Questa volta l’appuntamento per l’inaugurazione, alla Galleria Perugi, è spostato un’ora più tardi. Non è un dettaglio trascurabile, perché le numerose candele che illuminano l’ambiente interno necessitano del buio che le grandi vetrate dell’ex garage non permetterebbero a un’ora del giorno ancora assolata. La parata notturna di
Kensuke Koike (Nagoya, 1980; vive a Venezia), dislocata sulla parete espositiva, trova in questo modo il suo complemento appropriato, per coinvolgere i visitatori in un’atmosfera godibile e di apprezzabile coerenza suggestiva.
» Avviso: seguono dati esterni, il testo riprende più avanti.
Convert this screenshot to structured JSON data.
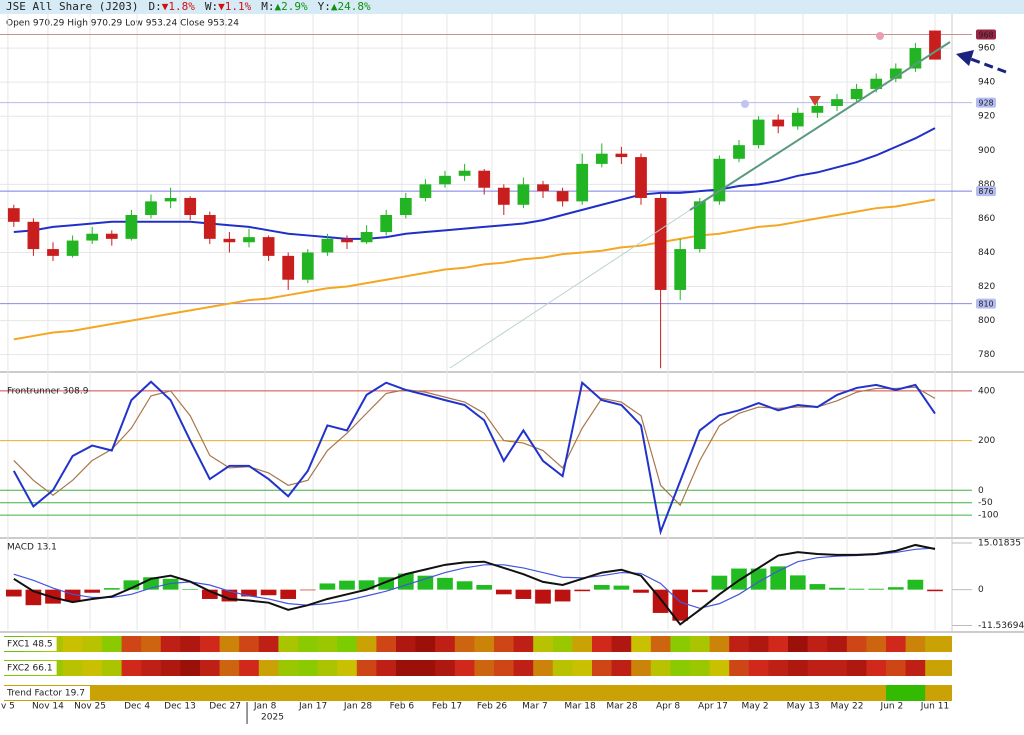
{
  "chart_data": [
    {
      "type": "candlestick",
      "title": "JSE All Share (J203)",
      "changes": [
        {
          "label": "D:",
          "value": "▼1.8%",
          "color": "#d01010"
        },
        {
          "label": "W:",
          "value": "▼1.1%",
          "color": "#d01010"
        },
        {
          "label": "M:",
          "value": "▲2.9%",
          "color": "#109010"
        },
        {
          "label": "Y:",
          "value": "▲24.8%",
          "color": "#109010"
        }
      ],
      "subtitle": "Open 970.29  High 970.29  Low 953.24  Close 953.24",
      "open": [
        866,
        858,
        842,
        838,
        847,
        851,
        848,
        862,
        870,
        872,
        862,
        848,
        846,
        849,
        838,
        824,
        840,
        848,
        846,
        852,
        862,
        872,
        880,
        885,
        888,
        878,
        868,
        880,
        876,
        870,
        892,
        898,
        896,
        872,
        818,
        842,
        870,
        895,
        903,
        918,
        914,
        922,
        926,
        930,
        936,
        942,
        948,
        970.29
      ],
      "high": [
        868,
        860,
        846,
        850,
        855,
        853,
        865,
        874,
        878,
        873,
        864,
        852,
        854,
        850,
        840,
        842,
        851,
        850,
        856,
        865,
        875,
        883,
        888,
        892,
        889,
        880,
        884,
        882,
        878,
        898,
        904,
        902,
        898,
        875,
        848,
        872,
        897,
        906,
        920,
        921,
        925,
        929,
        933,
        939,
        945,
        951,
        963,
        970.29
      ],
      "low": [
        855,
        838,
        835,
        837,
        845,
        844,
        847,
        860,
        866,
        859,
        845,
        840,
        843,
        835,
        818,
        822,
        838,
        842,
        845,
        850,
        860,
        870,
        878,
        882,
        874,
        862,
        866,
        872,
        867,
        868,
        890,
        892,
        868,
        772,
        812,
        840,
        868,
        893,
        901,
        910,
        912,
        919,
        923,
        928,
        934,
        940,
        946,
        953.24
      ],
      "close": [
        858,
        842,
        838,
        847,
        851,
        848,
        862,
        870,
        872,
        862,
        848,
        846,
        849,
        838,
        824,
        840,
        848,
        846,
        852,
        862,
        872,
        880,
        885,
        888,
        878,
        868,
        880,
        876,
        870,
        892,
        898,
        896,
        872,
        818,
        842,
        870,
        895,
        903,
        918,
        914,
        922,
        926,
        930,
        936,
        942,
        948,
        960,
        953.24
      ],
      "up_color": "#22b422",
      "down_color": "#c81e1e",
      "ma": [
        {
          "color": "#1f2fc8",
          "values": [
            852,
            853,
            855,
            856,
            857,
            858,
            858,
            858,
            858,
            858,
            857,
            856,
            855,
            853,
            851,
            850,
            849,
            848,
            848,
            849,
            851,
            852,
            853,
            854,
            855,
            856,
            857,
            859,
            862,
            865,
            868,
            871,
            874,
            875,
            875,
            876,
            877,
            879,
            880,
            882,
            885,
            887,
            890,
            893,
            897,
            902,
            907,
            913
          ]
        },
        {
          "color": "#f5a623",
          "values": [
            789,
            791,
            793,
            794,
            796,
            798,
            800,
            802,
            804,
            806,
            808,
            810,
            812,
            813,
            815,
            817,
            819,
            820,
            822,
            824,
            826,
            828,
            830,
            831,
            833,
            834,
            836,
            837,
            839,
            840,
            841,
            843,
            844,
            846,
            848,
            850,
            851,
            853,
            855,
            856,
            858,
            860,
            862,
            864,
            866,
            867,
            869,
            871
          ]
        }
      ],
      "levels": [
        {
          "value": 968,
          "color": "#c89090",
          "box": "#9a2444",
          "text_color": "#ffffff"
        },
        {
          "value": 928,
          "color": "#b8b8e8",
          "box": "#b4bcf2",
          "text_color": "#1a1a60"
        },
        {
          "value": 876,
          "color": "#7c7ce4",
          "box": "#b4bcf2",
          "text_color": "#1a1a60"
        },
        {
          "value": 810,
          "color": "#8c8ce4",
          "box": "#b4bcf2",
          "text_color": "#1a1a60"
        }
      ],
      "ylim": [
        771,
        980
      ],
      "yticks": [
        780,
        800,
        820,
        840,
        860,
        880,
        900,
        920,
        940,
        960
      ],
      "xticks": [
        {
          "value": -0.3,
          "label": "v 5"
        },
        {
          "value": 1.74,
          "label": "Nov 14"
        },
        {
          "value": 3.89,
          "label": "Nov 25"
        },
        {
          "value": 6.29,
          "label": "Dec 4"
        },
        {
          "value": 8.48,
          "label": "Dec 13"
        },
        {
          "value": 10.78,
          "label": "Dec 27"
        },
        {
          "value": 12.82,
          "label": "Jan 8"
        },
        {
          "value": 15.27,
          "label": "Jan 17"
        },
        {
          "value": 17.56,
          "label": "Jan 28"
        },
        {
          "value": 19.8,
          "label": "Feb 6"
        },
        {
          "value": 22.1,
          "label": "Feb 17"
        },
        {
          "value": 24.4,
          "label": "Feb 26"
        },
        {
          "value": 26.59,
          "label": "Mar 7"
        },
        {
          "value": 28.89,
          "label": "Mar 18"
        },
        {
          "value": 31.03,
          "label": "Mar 28"
        },
        {
          "value": 33.38,
          "label": "Apr 8"
        },
        {
          "value": 35.67,
          "label": "Apr 17"
        },
        {
          "value": 37.82,
          "label": "May 2"
        },
        {
          "value": 40.27,
          "label": "May 13"
        },
        {
          "value": 42.51,
          "label": "May 22"
        },
        {
          "value": 44.8,
          "label": "Jun 2"
        },
        {
          "value": 47.0,
          "label": "Jun 11"
        }
      ],
      "year_marker": {
        "value": 11.9,
        "label": "2025"
      },
      "grid": true
    },
    {
      "type": "line",
      "title": "Frontrunner 308.9",
      "series": [
        {
          "color": "#2233cc",
          "values": [
            78,
            -65,
            0,
            138,
            180,
            160,
            363,
            437,
            363,
            200,
            45,
            98,
            98,
            45,
            -24,
            78,
            261,
            241,
            384,
            433,
            404,
            384,
            363,
            343,
            282,
            118,
            241,
            118,
            57,
            433,
            363,
            343,
            261,
            -167,
            37,
            241,
            302,
            322,
            351,
            322,
            343,
            335,
            384,
            412,
            424,
            404,
            424,
            308.9
          ]
        },
        {
          "color": "#a8764c",
          "values": [
            120,
            40,
            -20,
            40,
            120,
            165,
            250,
            380,
            400,
            300,
            140,
            90,
            95,
            70,
            20,
            40,
            160,
            230,
            310,
            390,
            405,
            395,
            375,
            355,
            310,
            200,
            190,
            160,
            90,
            250,
            370,
            355,
            300,
            20,
            -60,
            120,
            260,
            310,
            335,
            330,
            335,
            335,
            360,
            395,
            410,
            410,
            415,
            370
          ]
        }
      ],
      "ylim": [
        -180,
        460
      ],
      "yticks": [
        400,
        200,
        0,
        -50,
        -100
      ],
      "tick_colors": [
        "#d04848",
        "#e6b030",
        "#40b040",
        "#40b040",
        "#40b040"
      ]
    },
    {
      "type": "macd",
      "title": "MACD 13.1",
      "macd": [
        3.5,
        -0.5,
        -2.5,
        -4,
        -3,
        -2.2,
        0.5,
        3.5,
        4.5,
        2.6,
        -0.5,
        -3,
        -3.5,
        -4.2,
        -6.5,
        -5,
        -3,
        -1.5,
        0,
        2.5,
        5,
        6.5,
        8,
        8.8,
        9,
        7,
        5,
        2.5,
        1.5,
        3.5,
        5.5,
        6.4,
        4.5,
        -3,
        -11.2,
        -6.5,
        -1.5,
        3,
        7,
        11,
        12.1,
        11.5,
        11.2,
        11.2,
        11.5,
        12.5,
        14.4,
        13.1
      ],
      "signal": [
        5,
        3,
        0.5,
        -1.5,
        -2.5,
        -2.5,
        -1.5,
        0.5,
        2,
        2.5,
        1.5,
        -0.5,
        -2,
        -3,
        -4.5,
        -5,
        -4.5,
        -3.5,
        -2,
        -0.5,
        1.5,
        3.5,
        5.5,
        7,
        8,
        8,
        7,
        5.5,
        4,
        3.8,
        4.5,
        5.5,
        5.2,
        2,
        -4,
        -6,
        -4.5,
        -1.5,
        2.5,
        6,
        9,
        10.3,
        10.8,
        11,
        11.3,
        12,
        13,
        13.4
      ],
      "histogram": [
        -2.2,
        -5,
        -4.5,
        -3.8,
        -1,
        0.5,
        3,
        4,
        3.5,
        0.2,
        -3,
        -3.8,
        -2.2,
        -1.8,
        -3,
        -0.2,
        2,
        2.9,
        3,
        4,
        5.2,
        4.5,
        3.8,
        2.7,
        1.5,
        -1.5,
        -3,
        -4.5,
        -3.8,
        -0.5,
        1.5,
        1.3,
        -1,
        -7.5,
        -10,
        -0.8,
        4.5,
        6.8,
        6.8,
        7.5,
        4.6,
        1.8,
        0.6,
        0.3,
        0.3,
        0.8,
        3.2,
        -0.5
      ],
      "macd_color": "#111111",
      "signal_color": "#4455dd",
      "up_color": "#22bb22",
      "down_color": "#bb1111",
      "ylim": [
        -13,
        16
      ],
      "yticks": [
        15.01835,
        0,
        -11.53694
      ]
    },
    {
      "type": "heatmap",
      "title": "FXC1 48.5",
      "values": [
        80,
        75,
        60,
        50,
        55,
        70,
        30,
        35,
        20,
        15,
        25,
        40,
        30,
        20,
        60,
        70,
        65,
        75,
        45,
        30,
        15,
        10,
        20,
        35,
        40,
        30,
        20,
        55,
        65,
        45,
        25,
        15,
        50,
        35,
        70,
        60,
        40,
        20,
        15,
        25,
        10,
        20,
        15,
        30,
        35,
        25,
        40,
        45
      ],
      "colorscale": [
        [
          0,
          "#7a0000"
        ],
        [
          25,
          "#d0281a"
        ],
        [
          50,
          "#c8c000"
        ],
        [
          75,
          "#7ccc00"
        ],
        [
          100,
          "#00b000"
        ]
      ]
    },
    {
      "type": "heatmap",
      "title": "FXC2 66.1",
      "values": [
        75,
        70,
        65,
        55,
        50,
        60,
        25,
        20,
        15,
        10,
        20,
        35,
        25,
        45,
        65,
        70,
        60,
        50,
        30,
        20,
        10,
        10,
        15,
        25,
        35,
        30,
        20,
        40,
        55,
        50,
        30,
        20,
        40,
        55,
        70,
        65,
        50,
        30,
        25,
        20,
        15,
        20,
        20,
        15,
        25,
        30,
        20,
        45
      ],
      "colorscale": [
        [
          0,
          "#7a0000"
        ],
        [
          25,
          "#d0281a"
        ],
        [
          50,
          "#c8c000"
        ],
        [
          75,
          "#7ccc00"
        ],
        [
          100,
          "#00b000"
        ]
      ]
    },
    {
      "type": "heatmap",
      "title": "Trend Factor 19.7",
      "values": [
        45,
        45,
        45,
        45,
        45,
        45,
        45,
        45,
        45,
        45,
        45,
        45,
        45,
        45,
        45,
        45,
        45,
        45,
        45,
        45,
        45,
        45,
        45,
        45,
        45,
        45,
        45,
        45,
        45,
        45,
        45,
        45,
        45,
        45,
        45,
        45,
        45,
        45,
        45,
        45,
        45,
        45,
        45,
        45,
        45,
        90,
        90,
        45
      ],
      "colorscale": [
        [
          0,
          "#7a0000"
        ],
        [
          25,
          "#d0281a"
        ],
        [
          50,
          "#c8c000"
        ],
        [
          75,
          "#7ccc00"
        ],
        [
          100,
          "#00b000"
        ]
      ]
    }
  ]
}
La manipolazione a cui l’artista giapponese ci aveva fin qui abituato – dove, spesso, due diverse immagini si univano in dittici, per dar vita ad accostamenti di grande potenziale immaginifico, talvolta anche dal sapore ironico – si evolve, ora, proliferando in una moltiplicazione all’ennesima potenza degli scatti fotografici. Concentrandosi sui dettagli, minuziosamente assemblati per creare esseri deformi e mostruosi. L’ispirazione di cui Koike s’avvale trova radici nella tradizione giapponese, letteraria e orale, dello yōkai, riunita originariamente nel XVIII secolo da Toriyama Sekien nel libro
La parata notturna dei cento demoni.
Il collage serve a Koike per comporre i personaggi: Haikume, il mostro dai cento occhi, Maikube dalle tre teste, Gama Sennin, l’uomo rana, e Gotaimen, la pancia-bocca, sfilano giocosi ma composti con i loro compagni Te-naga Ashi-naga (dagli arti lunghi) e Ippon-Datara, che è una sorta di Polifemo giapponese; mentre, in primo piano, domina il testone di Ookubi. In rigoroso bianco e nero – osservato anche nell’autoritratto allestito nell’ufficio della galleria, oltre che nella scelta di non esporre in questa mostra un’altra opera che invece è a colori -, la composizione occupa pacatamente lo spazio, mantenendo un ritmo che, memore della scrittura giapponese, corre da destra a sinistra.
Dalla parata demoniaca di Koike si passa all’installazione di
Maddalena Fragnito De Giorgio (Milano, 1980). Trattasi di un lavoro composto da una serie di porte che, rappresentate dopo l’apertura di un ipotetico ingresso, cadono, in sequenza, sul pavimento.
L’opera dell’artista milanese è parte del suo nuovo progetto
Invisible Doors of Visible Places, in cui, partendo dal disegno, realizza installazioni dove le porte divengono metafore di conseguenze diverse, a seconda delle corrispondenti scelte intraprese.
Riflettendo su quel limbo temporale, quel momento critico in cui è necessario prendere una decisione, il topos della porta è ripreso con una pratica capace di declinare con sorprendente efficacia le incognite e le possibilità che ci troviamo ad affrontare nel nostro quotidiano. Tanto da far pensare che, sotto questa cascata di porte, sul pavimento, ci potrebbe facilmente stare qualcuno di noi. Nel momento in cui si ritrovasse ad avere così tante possibilità da esserne inevitabilmente travolto e spiaccicato a terra.